A Colorado State University student, 18, died of an apparent heroin overdose on Monday after being rushed from his campus dorm room. And on Wednesday, police announced the deaths of a man, 29, found at a home in the 2900 block of Tumbleweed Lane on Tuesday, and of a man, 24, found dead at a home in the 100 block of East Trilby Road. In those deaths, police said heroin is being investigated as a cause.
The Larimer County Coroner's office is investigating the deaths of all three men, and formal toxicology reports are pending.
Frontline emergency medical workers say they have seen an increase in the number of heroin overdoses in the past week. If called quickly enough, paramedics can administer a drug that blocks heroin overdoses.
Wyandt Holmes, a spokesman and paramedic for Poudre Valley Hospital EMS, said paramedics normally respond to reported heroin overdoses a few times a month, but then often see a sharp increase when a new strain of the drug enters circulation.
"There has definitely been a spate of calls recently," he said.
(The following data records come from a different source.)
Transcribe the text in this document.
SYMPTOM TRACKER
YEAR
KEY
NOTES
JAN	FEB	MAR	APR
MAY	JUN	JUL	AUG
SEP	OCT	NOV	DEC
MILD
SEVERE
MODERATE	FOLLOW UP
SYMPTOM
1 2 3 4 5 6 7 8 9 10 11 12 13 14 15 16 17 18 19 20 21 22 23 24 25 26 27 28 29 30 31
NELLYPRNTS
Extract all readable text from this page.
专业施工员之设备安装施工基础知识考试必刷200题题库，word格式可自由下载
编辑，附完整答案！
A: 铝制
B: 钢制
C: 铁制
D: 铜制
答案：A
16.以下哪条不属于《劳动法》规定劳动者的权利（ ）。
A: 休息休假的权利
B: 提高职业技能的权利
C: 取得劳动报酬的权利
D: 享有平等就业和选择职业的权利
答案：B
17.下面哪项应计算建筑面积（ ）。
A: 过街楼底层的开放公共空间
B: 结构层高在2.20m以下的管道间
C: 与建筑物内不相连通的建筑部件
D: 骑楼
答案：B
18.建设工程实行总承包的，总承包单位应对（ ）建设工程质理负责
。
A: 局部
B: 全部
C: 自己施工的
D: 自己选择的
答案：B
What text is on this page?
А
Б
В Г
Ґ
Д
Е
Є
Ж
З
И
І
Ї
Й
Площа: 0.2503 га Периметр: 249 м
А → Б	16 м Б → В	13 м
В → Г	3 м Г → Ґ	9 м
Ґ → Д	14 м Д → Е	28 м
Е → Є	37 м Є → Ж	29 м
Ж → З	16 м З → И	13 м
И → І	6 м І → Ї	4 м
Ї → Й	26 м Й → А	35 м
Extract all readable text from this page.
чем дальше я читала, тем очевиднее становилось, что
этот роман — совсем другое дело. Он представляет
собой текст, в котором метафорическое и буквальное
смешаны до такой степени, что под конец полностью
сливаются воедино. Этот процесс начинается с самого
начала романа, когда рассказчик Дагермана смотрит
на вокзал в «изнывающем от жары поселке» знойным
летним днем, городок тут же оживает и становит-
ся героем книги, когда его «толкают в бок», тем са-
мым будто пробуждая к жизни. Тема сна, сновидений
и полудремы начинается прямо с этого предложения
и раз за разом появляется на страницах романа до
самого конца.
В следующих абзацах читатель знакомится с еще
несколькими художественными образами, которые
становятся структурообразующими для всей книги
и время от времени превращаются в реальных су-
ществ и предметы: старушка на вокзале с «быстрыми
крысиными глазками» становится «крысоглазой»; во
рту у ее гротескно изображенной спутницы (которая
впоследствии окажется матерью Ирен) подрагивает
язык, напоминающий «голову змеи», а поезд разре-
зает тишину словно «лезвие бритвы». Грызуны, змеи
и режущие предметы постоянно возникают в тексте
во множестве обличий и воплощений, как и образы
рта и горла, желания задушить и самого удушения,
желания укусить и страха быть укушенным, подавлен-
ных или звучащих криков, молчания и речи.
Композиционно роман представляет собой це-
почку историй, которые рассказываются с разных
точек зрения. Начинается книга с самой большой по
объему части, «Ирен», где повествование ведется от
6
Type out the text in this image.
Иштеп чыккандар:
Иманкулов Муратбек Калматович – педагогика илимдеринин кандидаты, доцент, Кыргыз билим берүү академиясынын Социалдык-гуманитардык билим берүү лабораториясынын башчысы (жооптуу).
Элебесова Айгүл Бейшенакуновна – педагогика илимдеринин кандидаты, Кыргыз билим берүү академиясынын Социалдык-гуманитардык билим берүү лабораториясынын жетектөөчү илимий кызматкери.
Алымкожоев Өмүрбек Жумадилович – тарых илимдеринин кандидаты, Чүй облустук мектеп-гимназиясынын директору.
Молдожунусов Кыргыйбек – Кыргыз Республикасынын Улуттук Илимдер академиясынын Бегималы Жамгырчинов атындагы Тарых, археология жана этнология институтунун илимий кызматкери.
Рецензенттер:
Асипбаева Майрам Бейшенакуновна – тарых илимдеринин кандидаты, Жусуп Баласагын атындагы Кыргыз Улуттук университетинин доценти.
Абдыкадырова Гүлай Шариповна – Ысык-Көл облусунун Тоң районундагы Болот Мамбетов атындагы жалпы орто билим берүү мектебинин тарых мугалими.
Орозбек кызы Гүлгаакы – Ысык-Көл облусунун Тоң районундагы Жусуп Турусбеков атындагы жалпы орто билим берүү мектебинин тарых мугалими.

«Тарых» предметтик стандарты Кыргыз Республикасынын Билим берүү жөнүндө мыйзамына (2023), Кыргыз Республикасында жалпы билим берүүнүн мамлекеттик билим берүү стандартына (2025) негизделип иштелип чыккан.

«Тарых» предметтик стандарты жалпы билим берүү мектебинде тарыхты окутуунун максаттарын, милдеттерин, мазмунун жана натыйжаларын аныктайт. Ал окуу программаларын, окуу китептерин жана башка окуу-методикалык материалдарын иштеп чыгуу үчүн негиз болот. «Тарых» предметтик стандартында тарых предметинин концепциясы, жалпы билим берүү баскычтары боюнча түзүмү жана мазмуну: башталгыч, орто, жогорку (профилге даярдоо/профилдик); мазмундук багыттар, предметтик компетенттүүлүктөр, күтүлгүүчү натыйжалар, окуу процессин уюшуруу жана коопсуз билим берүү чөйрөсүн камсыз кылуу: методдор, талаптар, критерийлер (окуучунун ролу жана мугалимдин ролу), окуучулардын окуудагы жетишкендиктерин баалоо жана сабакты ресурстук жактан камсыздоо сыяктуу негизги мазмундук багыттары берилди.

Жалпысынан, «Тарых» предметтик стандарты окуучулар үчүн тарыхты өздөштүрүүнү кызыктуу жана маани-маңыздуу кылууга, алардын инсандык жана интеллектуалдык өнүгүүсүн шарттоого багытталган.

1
Police on Wednesday did not release details explaining why heroin is suspected in the two most recent deaths. The coroner's office said the Colorado State University student who died had needle tracks on his arms and black tar heroin in his pants pocket.
Dean Beers, a former coroner's investigator who is now a private investigator, said heroin overdose deaths are doubly devastating for families, because there is a stigma attached to having a family member die of an illegal drug.
Like Holmes, Beers said it's not uncommon to see several heroin overdoses happen within a short period because heroin isn't sold in controlled, monitored doses like pharmaceutical drugs. Holmes said sometimes an extra-strong batch of the drug will enter circulation, or a batch that's been cut with something particularly toxic.
"You don't know, when you're buying heroin, what it's been cut with," said Beers, a certified legal investigator who runs the Fort Collins-based Associates in Forensic Investigations LLC.
Beers said heroin has long been present in Larimer County. Coroner's statistics show there were five heroin deaths last year, two in 2009, five in 2008, none in 2007, and five in 2006.
"There's more drug use than maybe people want to admit," Beers said.
Dr. Jeremy Dubin, a board-certified addiction medicine specialist with a practice in Loveland, said he's heard anecdotal reports of increased heroin use, and of stronger strains.
"Usually, people will be able to tolerate the lighter strains, but when there's a more potent strain that comes into the community, you start seeing overdoses," said Dubin of Healing Arts Family Medicine. "You get kind of complacent because you've been able to tolerate it in the past."
Dubin pointed out that deaths from prescription opiates still far outweigh deaths from heroin in Larimer County. Last year, for instance, the coroner's office recorded 24 deaths caused primarily by prescription opiates.
"My heart goes out to these families," Dubin said.